North Carolina Is Growing, But Their Health Care Market Isn’t

Mar 3, 2026 by Nicholas Huff (Fall Intern)

Wake County, North Carolina is growing at a rapid pace. As the population expands, so too does the need for services of all kinds. One might reasonably expect that the health care market could respond the same way any other sector does: invest in the community, expand capacity, and compete to serve more customers. But unelected state bureaucrats just rejected much of the expansion proposed by Wake County health care providers. 

Under North Carolina’s certificate of need (CON) law, health care providers must get state permission before they can build new facilities or expand their current operations. Across multiple applications, providers requested 644 new hospital beds, but the state government approved only 267 beds. The other 377 requested beds were denied, including those tied to a new hospital. While the state approved a partial expansion, it is unlikely to be enough to meet the growing demand. In a rapidly growing county, limiting new beds means reduced capacity, longer waits, and fewer options for families seeking care close to home. In other words, despite Wake County’s rapid growth, state regulators rejected the projects because they exceeded what state planners determined was “needed.” 

Proponents of CON laws often argue the regulations prevent unnecessary or duplicative services, thereby keeping health care spending down. However, by requiring health care providers to receive approval before expanding their operations (a process which can take months to years to complete), the market is hindered from responding to an increase in demand for care in real time. The state’s health care capacity is instead dictated by regulators using arbitrary need determinations, rather than by providers investing and competing to meet patient demand.   

Wake County, and North Carolina broadly, serve as clear examples of the consequences of this approach. Research indicates that CON programs in the state led to about 12,900 fewer hospital beds. Given that North Carolina has among the strictest CON laws in the nation, it’s no surprise the state struggles with access to care, particularly in rural communities which are predominately categorized as health provider shortage areas. 

A recent story from Eastern North Carolina further highlights these access challenges. When Martin General Hospital — the only hospital in Martin County — suddenly closed, residents of the rural county lost their nearest emergency care provider. As a result, many people, including those who struggle with chronic conditions like diabetes and cancer, now face long drives for life-saving care. The loss of this provider shows how strained access already is in much of North Carolina and why restricting new capacity under CON only exacerbates the problem, making it harder for communities to recover.  

Critics rightly point out that state planning fails to reflect real-world demand in Wake County, one of North Carolina’s fastest-growing counties. Brian Balfour of the John Locke Foundation noted that “providers are far more in tune with the health care needs of the community than a committee of state regulators.” He added that patients are facing unnecessarily long emergency room wait times and difficulty accessing care, in large part due to CON. 

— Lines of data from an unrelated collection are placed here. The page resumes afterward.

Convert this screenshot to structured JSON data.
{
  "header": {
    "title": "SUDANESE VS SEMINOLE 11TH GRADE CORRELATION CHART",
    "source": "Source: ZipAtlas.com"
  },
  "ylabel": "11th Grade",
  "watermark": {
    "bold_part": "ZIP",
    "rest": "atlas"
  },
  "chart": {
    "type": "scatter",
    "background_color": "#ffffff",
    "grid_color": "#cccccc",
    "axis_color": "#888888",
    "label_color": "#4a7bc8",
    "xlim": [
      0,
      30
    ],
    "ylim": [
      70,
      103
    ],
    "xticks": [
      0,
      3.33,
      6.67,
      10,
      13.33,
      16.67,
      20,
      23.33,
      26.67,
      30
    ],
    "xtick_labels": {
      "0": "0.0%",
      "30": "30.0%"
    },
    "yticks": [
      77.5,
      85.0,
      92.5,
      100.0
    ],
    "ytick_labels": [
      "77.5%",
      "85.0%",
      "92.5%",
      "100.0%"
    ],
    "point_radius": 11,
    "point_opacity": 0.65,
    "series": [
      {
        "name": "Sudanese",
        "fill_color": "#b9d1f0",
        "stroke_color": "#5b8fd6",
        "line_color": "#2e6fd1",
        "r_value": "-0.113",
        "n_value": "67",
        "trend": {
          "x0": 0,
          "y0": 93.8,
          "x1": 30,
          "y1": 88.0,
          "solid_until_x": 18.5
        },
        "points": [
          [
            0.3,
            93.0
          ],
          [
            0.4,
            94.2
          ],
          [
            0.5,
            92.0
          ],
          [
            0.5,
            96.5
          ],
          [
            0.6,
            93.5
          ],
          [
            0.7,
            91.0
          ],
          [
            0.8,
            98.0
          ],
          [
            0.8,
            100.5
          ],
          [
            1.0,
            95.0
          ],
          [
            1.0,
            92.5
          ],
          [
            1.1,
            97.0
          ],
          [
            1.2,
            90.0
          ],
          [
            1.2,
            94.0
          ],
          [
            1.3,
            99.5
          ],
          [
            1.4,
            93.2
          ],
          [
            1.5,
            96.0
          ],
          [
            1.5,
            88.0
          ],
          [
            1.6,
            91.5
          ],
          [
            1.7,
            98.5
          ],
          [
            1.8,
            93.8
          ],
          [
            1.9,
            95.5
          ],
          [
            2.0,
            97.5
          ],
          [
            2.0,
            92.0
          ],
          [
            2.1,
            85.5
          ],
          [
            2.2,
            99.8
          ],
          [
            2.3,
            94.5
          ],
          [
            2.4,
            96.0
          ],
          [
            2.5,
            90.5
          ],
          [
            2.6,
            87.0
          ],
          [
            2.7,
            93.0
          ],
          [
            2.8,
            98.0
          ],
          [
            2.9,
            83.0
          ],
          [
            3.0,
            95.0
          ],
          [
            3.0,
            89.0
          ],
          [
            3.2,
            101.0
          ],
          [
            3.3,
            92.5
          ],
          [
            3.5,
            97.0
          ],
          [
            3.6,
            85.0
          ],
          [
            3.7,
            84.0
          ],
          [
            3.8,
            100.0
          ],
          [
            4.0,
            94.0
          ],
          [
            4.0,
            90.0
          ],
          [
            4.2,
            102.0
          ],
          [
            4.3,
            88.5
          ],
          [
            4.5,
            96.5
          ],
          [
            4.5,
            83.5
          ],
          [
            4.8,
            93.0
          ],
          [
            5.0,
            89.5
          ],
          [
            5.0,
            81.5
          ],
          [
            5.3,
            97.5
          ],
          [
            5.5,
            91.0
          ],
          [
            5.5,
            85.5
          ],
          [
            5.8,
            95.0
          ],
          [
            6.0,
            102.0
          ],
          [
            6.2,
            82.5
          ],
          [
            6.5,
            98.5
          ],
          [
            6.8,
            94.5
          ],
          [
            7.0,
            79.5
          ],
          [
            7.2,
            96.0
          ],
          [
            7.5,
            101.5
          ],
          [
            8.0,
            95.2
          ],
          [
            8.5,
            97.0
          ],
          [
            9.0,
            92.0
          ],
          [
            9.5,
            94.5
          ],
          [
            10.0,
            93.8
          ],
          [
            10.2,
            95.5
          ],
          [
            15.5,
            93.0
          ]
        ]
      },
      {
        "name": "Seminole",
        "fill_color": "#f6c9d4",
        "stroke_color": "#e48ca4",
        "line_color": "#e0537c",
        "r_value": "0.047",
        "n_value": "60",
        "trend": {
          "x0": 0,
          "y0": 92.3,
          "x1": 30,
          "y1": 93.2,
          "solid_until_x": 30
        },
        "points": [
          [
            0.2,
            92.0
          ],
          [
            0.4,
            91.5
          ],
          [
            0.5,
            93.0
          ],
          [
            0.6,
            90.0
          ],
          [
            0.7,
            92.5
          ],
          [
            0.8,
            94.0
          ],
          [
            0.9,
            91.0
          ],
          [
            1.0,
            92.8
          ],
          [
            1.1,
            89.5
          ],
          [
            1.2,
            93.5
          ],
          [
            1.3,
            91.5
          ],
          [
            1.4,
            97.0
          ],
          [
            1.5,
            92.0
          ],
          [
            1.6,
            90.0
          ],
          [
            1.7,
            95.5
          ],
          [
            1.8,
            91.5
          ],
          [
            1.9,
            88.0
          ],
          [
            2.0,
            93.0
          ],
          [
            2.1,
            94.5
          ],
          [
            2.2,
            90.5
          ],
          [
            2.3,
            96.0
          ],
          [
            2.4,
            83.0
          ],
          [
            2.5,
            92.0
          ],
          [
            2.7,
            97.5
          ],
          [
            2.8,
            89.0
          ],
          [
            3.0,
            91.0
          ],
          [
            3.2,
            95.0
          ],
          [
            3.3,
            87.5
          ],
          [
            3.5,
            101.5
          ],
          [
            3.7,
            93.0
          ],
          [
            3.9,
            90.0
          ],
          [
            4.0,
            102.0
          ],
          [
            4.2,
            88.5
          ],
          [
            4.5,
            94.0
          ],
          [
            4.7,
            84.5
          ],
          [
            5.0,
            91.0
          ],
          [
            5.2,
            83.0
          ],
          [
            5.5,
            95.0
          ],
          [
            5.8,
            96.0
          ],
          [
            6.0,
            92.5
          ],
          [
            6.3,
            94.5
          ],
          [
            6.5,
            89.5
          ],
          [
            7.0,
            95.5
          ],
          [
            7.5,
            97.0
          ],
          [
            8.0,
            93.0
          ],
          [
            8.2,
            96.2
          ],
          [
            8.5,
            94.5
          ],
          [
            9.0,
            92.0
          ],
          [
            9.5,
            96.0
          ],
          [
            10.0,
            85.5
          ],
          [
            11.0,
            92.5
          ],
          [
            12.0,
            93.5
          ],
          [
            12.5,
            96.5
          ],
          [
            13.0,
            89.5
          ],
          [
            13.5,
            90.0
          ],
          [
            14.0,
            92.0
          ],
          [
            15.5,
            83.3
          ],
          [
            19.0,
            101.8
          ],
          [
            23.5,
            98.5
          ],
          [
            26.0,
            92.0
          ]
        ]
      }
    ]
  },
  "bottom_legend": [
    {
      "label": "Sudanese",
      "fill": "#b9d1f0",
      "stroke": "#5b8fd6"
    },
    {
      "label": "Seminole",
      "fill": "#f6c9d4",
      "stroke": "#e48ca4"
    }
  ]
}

Not only do CON laws limit capacity, they also alter the incentives of the entire health care market. When new projects require government permission, incumbent providers are effectively shielded from competition, leaving patients with fewer choices. Federal officials have warned for years that these policies restrict competition and ultimately harm consumers. 

Overall, these laws restrict access by artificially limiting supply. If a region is growing, the sensible way to avoid overcrowding and long wait times is to expand capacity in the form of beds, staff, facilities, and services. When the state instead restricts supply, patients are deprived of the health care they need.  

Supporters of CON laws often argue that the regulations lower costs by preventing excess capacity. But basic economic theory tells us differently: limiting supply in the face of rising demand only pushes prices higher. A growing body of research confirms the harmful effects of CON laws, suggesting these policies increase costs, reduce access, increase wait times, and lower the quality of care. 

The federal government repealed its CON mandate 40 years ago, and many states have rolled back or entirely repealed their regulations since then. North Carolina, however, still relies on CON restrictions to the detriment of their residents. 

If the goal is more access and lower costs, the solution is straightforward: repeal CON laws and stop treating the provision of health care like a privilege that must be rationed. Wake County’s story shows the repercussions of these restrictions: when the government dictates how much health care is needed, patients suffer the consequences of a health care system with less competition, fewer options, and higher costs.  

Nicholas Huff is a policy intern at Americans for Prosperity.